2. Materials and method

This project is funded by the American Heart Association (23SCISA1143491). The trial is registered on clinicaltrials.gov (NCT06429293). All procedures described below were approved by the Massachusetts General Brigham Institutional Review Board.

2.1. Overview of study design and recruitment

This study is a randomised controlled trial of CPT compared to waitlist control that is testing the effects of CPT on mechanisms of the PTSD-CVD link. Enrolment began in 2023 and is projected to continue through 2026. Participants include individuals with PTSD and CVD risk recruited from the Boston area (N = 30). Treatment assignment is randomised and stratified by sex. Participants are randomised to CPT (n = 15) or waitlist control (n = 15). Potentially eligible participants complete a screening visit to confirm inclusion/exclusion criteria. Upon confirmation of eligibility, participants are scheduled for a baseline session, where they complete surveys, brain and peripheral imaging, and resting measures of autonomic function. Following the baseline visit, participants are randomised into CPT or the waitlist control group. Those randomised to CPT complete sessions via telehealth. Following a 12-week treatment period, participants attend the post-treatment visit, consisting of the same assessments administered at baseline. Participants randomised to waitlist are offered CPT upon completion of the post-treatment visit. See for an overview of study design and flow.

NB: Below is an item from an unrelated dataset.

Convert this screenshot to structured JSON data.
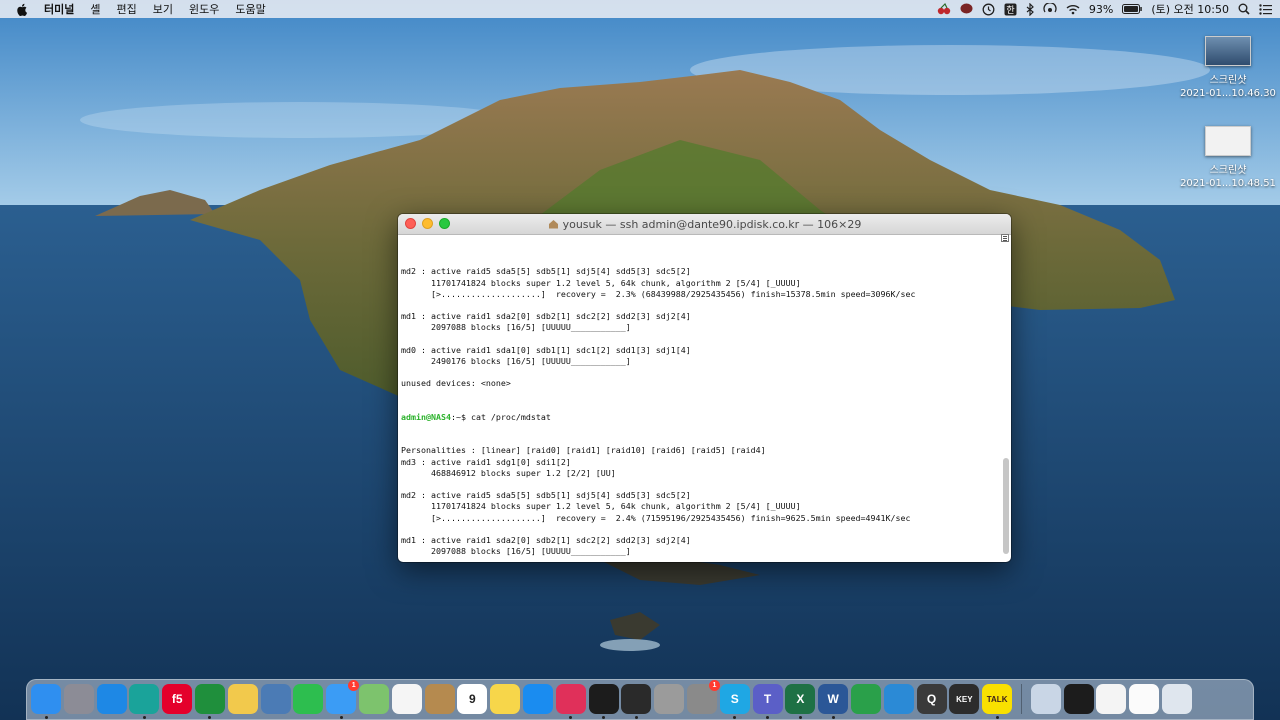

Figure 2. Study design overview.

Participant flow through the study.
Figure 2. Study design overview.

Participants will be recruited through multiple pathways. First, participants may self-refer based on recruitment flyers posted on approved bulletin boards at the hospital (including online boards). Second, eligible participants may be identified via the hospital-wide registry of patients interested in research and be directly invited. Third, participants may be referred by primary care physicians and physician specialists. Interested subjects are contacted by phone and screened to confirm initial eligibility criteria. If eligible, a virtual consent visit is scheduled, followed by psychiatric assessments to confirm additional eligibility criteria (e.g., substance use).

2.1.1. Inclusion/exclusion

Inclusion criteria for the study are as follows: (1) age 18–65 years (upper limit chosen to optimise changes in brain activation that diminish with age); (2) criterion A trauma exposure and PTSD symptoms (clinically significant symptoms in at least two symptom clusters [Klein et al., Citation2024]); (3) subclinical atherosclerotic CVD (e.g., coronary, cerebrovascular, or peripheral arterial plaque or calcifications on imaging), clinical atherosclerotic CVD (e.g. myocardial infarction or revascularization), or increased risk for atherosclerotic CVD (i.e. ≥2 of hypertension, diabetes mellitus, hyperlipidemia, and active smoking); (3) ability to understand and sign informed consent; (4) fluent English speaker.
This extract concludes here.